Il y a heureusement quatre exemples où le sens de l’histoire est sensiblement modifié : en septembre 1812, Napoléon s’avise juste
à temps qu’il vaudrait mieux se replier avant l’hiver, quitte à revenir l’année suivante pour vaincre la Russie et contraindre
l’Angleterre à la paix ; en juin 1914, l’archiduc François-Ferdinand n’est que légèrement blessé à Sarajevo, ce qui, par un détour
complexe que je vous laisse découvrir, aboutit à un partage de l’Empire ottoman entre l’Angleterre et la Russie ; en avril 1917,
Lénine est assassiné à son retour en Russie par un certain… Lev Harveivic Oswalt (sic), et Kerenski en profite pour étaler ses
qualités d’homme d’Etat et faire entrer son pays dans la modernité sociale-démocrate ; enfin, en octobre 1941, Staline se décide
à fuir Moscou pour finir assassiné par Beria et ses affidés et être remplacé par Molotov, lequel réussira à mener la Russie à la victoire pour régner ensuite en dictateur jusqu’à 96 ans, sans avoir pu empêcher qu’après sa mort ne se produisent la chute du Mur
et la disparition de l’URSS : y a-t-il en uchronie des fins que l’on a du mal à éviter ?
J’ai gardé pour la fin une uchronie peu banale car rédigée à chaud, presque en même temps que le non-événement – la victoire
d’Al Gore – dont elle postule l’existence.
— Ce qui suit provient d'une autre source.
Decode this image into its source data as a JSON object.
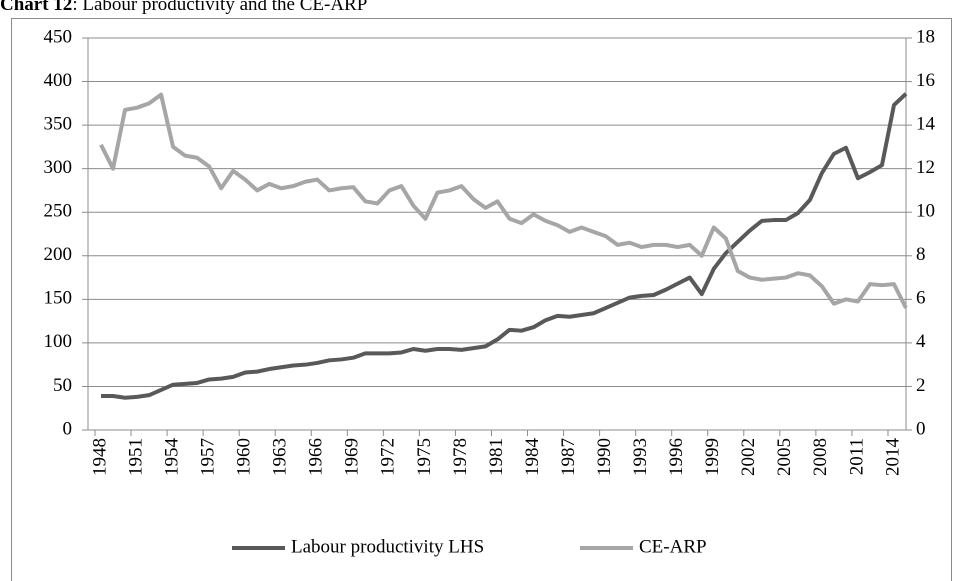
{
  "chart_data": {
    "type": "line",
    "title_prefix": "Chart 12",
    "title": ": Labour productivity and the CE-ARP",
    "categories": [
      "1948",
      null,
      null,
      "1951",
      null,
      null,
      "1954",
      null,
      null,
      "1957",
      null,
      null,
      "1960",
      null,
      null,
      "1963",
      null,
      null,
      "1966",
      null,
      null,
      "1969",
      null,
      null,
      "1972",
      null,
      null,
      "1975",
      null,
      null,
      "1978",
      null,
      null,
      "1981",
      null,
      null,
      "1984",
      null,
      null,
      "1987",
      null,
      null,
      "1990",
      null,
      null,
      "1993",
      null,
      null,
      "1996",
      null,
      null,
      "1999",
      null,
      null,
      "2002",
      null,
      null,
      "2005",
      null,
      null,
      "2008",
      null,
      null,
      "2011",
      null,
      null,
      "2014",
      null
    ],
    "series": [
      {
        "name": "Labour productivity LHS",
        "color": "#595959",
        "values": [
          39,
          39,
          37,
          38,
          40,
          46,
          52,
          53,
          54,
          58,
          59,
          61,
          66,
          67,
          70,
          72,
          74,
          75,
          77,
          80,
          81,
          83,
          88,
          88,
          88,
          89,
          93,
          91,
          93,
          93,
          92,
          94,
          96,
          104,
          115,
          114,
          118,
          126,
          131,
          130,
          132,
          134,
          140,
          146,
          152,
          154,
          155,
          161,
          168,
          175,
          156,
          185,
          203,
          216,
          229,
          240,
          241,
          241,
          249,
          264,
          295,
          317,
          324,
          289,
          296,
          304,
          373,
          386
        ]
      },
      {
        "name": "CE-ARP",
        "color": "#a6a6a6",
        "axis": "y2",
        "values": [
          13.1,
          12.0,
          14.7,
          14.8,
          15.0,
          15.4,
          13.0,
          12.6,
          12.5,
          12.1,
          11.1,
          11.9,
          11.5,
          11.0,
          11.3,
          11.1,
          11.2,
          11.4,
          11.5,
          11.0,
          11.1,
          11.15,
          10.5,
          10.4,
          11.0,
          11.2,
          10.3,
          9.7,
          10.9,
          11.0,
          11.2,
          10.6,
          10.2,
          10.5,
          9.7,
          9.5,
          9.9,
          9.6,
          9.4,
          9.1,
          9.3,
          9.1,
          8.9,
          8.5,
          8.6,
          8.4,
          8.5,
          8.5,
          8.4,
          8.5,
          8.0,
          9.3,
          8.8,
          7.3,
          7.0,
          6.9,
          6.95,
          7.0,
          7.2,
          7.1,
          6.6,
          5.8,
          6.0,
          5.9,
          6.7,
          6.65,
          6.7,
          5.6
        ]
      }
    ],
    "ylim": [
      0,
      450
    ],
    "yticks": [
      0,
      50,
      100,
      150,
      200,
      250,
      300,
      350,
      400,
      450
    ],
    "y2lim": [
      0,
      18
    ],
    "y2ticks": [
      0,
      2,
      4,
      6,
      8,
      10,
      12,
      14,
      16,
      18
    ],
    "grid": true,
    "legend": "bottom"
  }
}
Ce texte, rédigé par un ancien speechwriter de Bush Jr, est évidemment très orienté.
Il nous montre Gore et ses conseillers sous un jour caricatural, ce qui est discutable : après tout, l’uchronie n’est pas censée faire
rire, mais faire réfléchir. Elle est également supposée rester crédible, règle qui n’est pas respectée ici, lorsque l’on voit Gore
ordonner une étude d’impact environnemental avant toute action militaire, interdire de toucher à l’Irak pour ne pas faire de peine
à Chirac, ou envisager de rendre l’Espagne à la Syrie histoire d’effacer les humiliations passées… Il y a plus grave : ce texte a été
écrit visiblement en pleine euphorie de la phase militaire de la guerre d’Irak. Lorsque nous lisons certains propos censément
ridicules prêtés à Gore, du genre : « il ne faudrait pas aliéner nos alliés ou dresser contre nous l’opinion musulmane », on espère
qu’aujourd’hui M. David Frum, puisque tel est son nom, y regarderait à deux fois avant de s’en gausser. Non, décidément,
l’uchronie et les Guignols de l’Info ne font pas bon ménage.
N. Ferguson (dir.), Virtual History (Londres, Papermac, 1997).
R. Cowley (dir.), What If ? (Londres, 1999) et More What If ? (id. 2002).
A. Roberts (dir.), What Might Have Been (Londres, Weidenfeld & Nicolson, 2004).